Re: Parallel Common-Lisp with at least 64 processors?

From: "John Thingstad" <jpth...@xxxxxxxxx>
"The Scieneer implementation of the Common Lisp language has been
developed to support enterprise and performance computing
applications, and features innovative multi-threading support for
symmetrical multi-processor systems which clearly differentiates it
from the competition."

Hmm, it looks pretty nice. Does anyone here have direct experience
with it sufficient to rate it as to how well it actually works in

Browsing links from there:

Linkname: UFFI: Universal Foreign Function Interface for Common Lisp
... Every Common Lisp implementation has a method
for interfacing to such libraries. Unfortunately, these method vary
widely amongst implementations. ^s
(typo, anybody here have authorization to fix the typo?)

... UFFI wraps this common subset of functionality with
it's own syntax ...
x (another typo)

It does not support vectorization if that is what you mean.

Vectorization, in computer science, is the process of converting a
computer program from a scalar implementation, which does an operation
on a pair of operands at a time, to a vectorized program where a
single instruction can perform multiple operations or a pair of vector
(series of adjacent values) operands. Vector processing is a major
feature of both conventional and modern supercomputers.
OK, clarification: When I use the term, I'm not referring to the
*automatic* conversion from a conventional program to a vectorized
version. I'm merely referring to the final result, a single CPU
instruction that processes a whole array of data with the same
function with memory access and actual computing overlapped as fast
as the internal busses in the CPU can accomodate. For example, a
single instruction might compute the pairwise difference of two
arrays writing the differences to a pre-allocated third array, and
a second instruction might compute the squares of those
differences, and a third instruction might compute the sum of those
squares, thereby computing the variance between two vectors in just
three machine instructions. A fourth, non-vectorized operation,
would compute the square root of that sum of squares of
differences, thereby computing the Cartesian distance between the
two original vectors.

But this is a completely separate topic from the multi-CPU question
I posed. For my current application, I have a set of records, each
of which is to be pre-processed in exactly the same way:

- Convert to list of words, all lower case.
- Convert each word to bigrams trigrams and tetragrams, separately,
and accumulate those results separately for each list-of-words.
I imagine all of that to be runnable on parallel processes, hence
the 64k query. No vectorization happens there.

- Accumulate all those bigram trigram and tetragram statistics
separately for the entire corpus, yielding three whole-corpus
That would be done on the main computer after getting the many
individual triples from the sub-processes.

- Divide each of the three single-record histograms for each record
by the whole-corpus histrogram for that class among the three, to
yield the three frequency-ratio histograms for each such record.
- Merge those three frequency-ratio histograms for the record into
a single ratio histogram for that record.
- Normalize that merged ratio historgram to have Cartesian length 1.
- Compute the ProxHash, which is a 64-component vector, for the record.
I imagine all of that to be runnable on parallel processes, hence
the 64k query. No vectorization happens there.

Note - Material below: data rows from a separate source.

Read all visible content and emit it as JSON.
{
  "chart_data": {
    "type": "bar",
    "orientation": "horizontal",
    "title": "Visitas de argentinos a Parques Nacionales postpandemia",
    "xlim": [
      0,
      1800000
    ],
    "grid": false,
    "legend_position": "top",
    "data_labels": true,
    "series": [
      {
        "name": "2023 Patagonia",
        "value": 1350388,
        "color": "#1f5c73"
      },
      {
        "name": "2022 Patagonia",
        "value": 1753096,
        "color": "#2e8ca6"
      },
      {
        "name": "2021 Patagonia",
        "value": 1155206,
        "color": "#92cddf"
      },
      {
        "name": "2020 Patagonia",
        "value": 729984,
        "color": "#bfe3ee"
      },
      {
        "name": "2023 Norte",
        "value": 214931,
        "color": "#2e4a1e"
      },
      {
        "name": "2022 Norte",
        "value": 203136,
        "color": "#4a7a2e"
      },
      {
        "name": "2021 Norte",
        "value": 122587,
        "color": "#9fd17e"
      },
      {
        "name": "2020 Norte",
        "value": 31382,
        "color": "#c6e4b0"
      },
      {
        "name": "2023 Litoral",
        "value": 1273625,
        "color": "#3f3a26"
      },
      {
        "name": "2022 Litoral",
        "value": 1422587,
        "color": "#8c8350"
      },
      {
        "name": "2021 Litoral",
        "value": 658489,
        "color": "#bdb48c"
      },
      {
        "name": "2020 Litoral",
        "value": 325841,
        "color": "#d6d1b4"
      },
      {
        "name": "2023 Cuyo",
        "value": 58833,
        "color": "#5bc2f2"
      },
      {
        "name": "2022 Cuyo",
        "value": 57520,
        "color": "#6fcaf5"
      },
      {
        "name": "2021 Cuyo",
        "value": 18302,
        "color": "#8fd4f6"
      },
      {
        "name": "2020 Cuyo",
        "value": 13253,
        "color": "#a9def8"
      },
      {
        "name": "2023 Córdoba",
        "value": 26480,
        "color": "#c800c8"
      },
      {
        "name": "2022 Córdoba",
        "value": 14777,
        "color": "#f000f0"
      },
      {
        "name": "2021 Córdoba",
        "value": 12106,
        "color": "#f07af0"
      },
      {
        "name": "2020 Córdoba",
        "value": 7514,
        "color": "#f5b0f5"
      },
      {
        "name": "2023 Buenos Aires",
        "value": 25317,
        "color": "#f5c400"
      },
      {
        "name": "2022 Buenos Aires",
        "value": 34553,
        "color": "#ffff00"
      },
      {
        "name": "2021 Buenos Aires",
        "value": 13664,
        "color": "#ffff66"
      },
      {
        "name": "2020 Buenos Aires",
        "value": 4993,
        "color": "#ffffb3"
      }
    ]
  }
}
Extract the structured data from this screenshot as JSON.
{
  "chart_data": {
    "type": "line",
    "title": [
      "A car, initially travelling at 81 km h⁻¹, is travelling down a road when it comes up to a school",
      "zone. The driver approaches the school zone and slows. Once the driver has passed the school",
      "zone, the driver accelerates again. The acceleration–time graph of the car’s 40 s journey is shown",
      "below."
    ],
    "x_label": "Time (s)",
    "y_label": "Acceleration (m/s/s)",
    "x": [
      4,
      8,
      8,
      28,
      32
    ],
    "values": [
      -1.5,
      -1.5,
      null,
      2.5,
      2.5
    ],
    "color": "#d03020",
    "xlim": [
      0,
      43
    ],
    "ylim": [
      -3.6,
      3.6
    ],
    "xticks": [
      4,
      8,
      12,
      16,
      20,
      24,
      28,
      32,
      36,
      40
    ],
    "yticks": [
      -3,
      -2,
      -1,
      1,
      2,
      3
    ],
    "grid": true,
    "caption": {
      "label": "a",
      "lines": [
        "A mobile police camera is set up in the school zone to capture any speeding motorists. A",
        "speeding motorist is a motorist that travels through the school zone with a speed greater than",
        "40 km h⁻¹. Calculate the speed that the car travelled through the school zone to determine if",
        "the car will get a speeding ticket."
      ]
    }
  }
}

- Perform various calculations of the difference between partial or
full ProxHash vectors in the process of building a nearest-neighbor
This is where vectorization would happen, but *not* on distributed
computers, merely on one (1) moderately vectorized computer, able
to compute Cartesian distance between two vectors (up to 64
elements in each vector) in four machine instructions
(diff,square,sum,sqrt). The first three operations would be
standard vectorized opcodes, whereas the sqrt would be specially
micro-coded to run extremely quickly by finite Newton's method
pipelined directly in the CPU internal bus structure. (It may be
that some commercial CPUs already include a built-in
vendor-supplied SQRT opcode, in which case of course no additional
micro-coding would be needed.)

Of course the CPU I speak of for the vectorized calculation might
be an auxiliary "vector processor", or it might be functionality
built into a high-performance main CPU.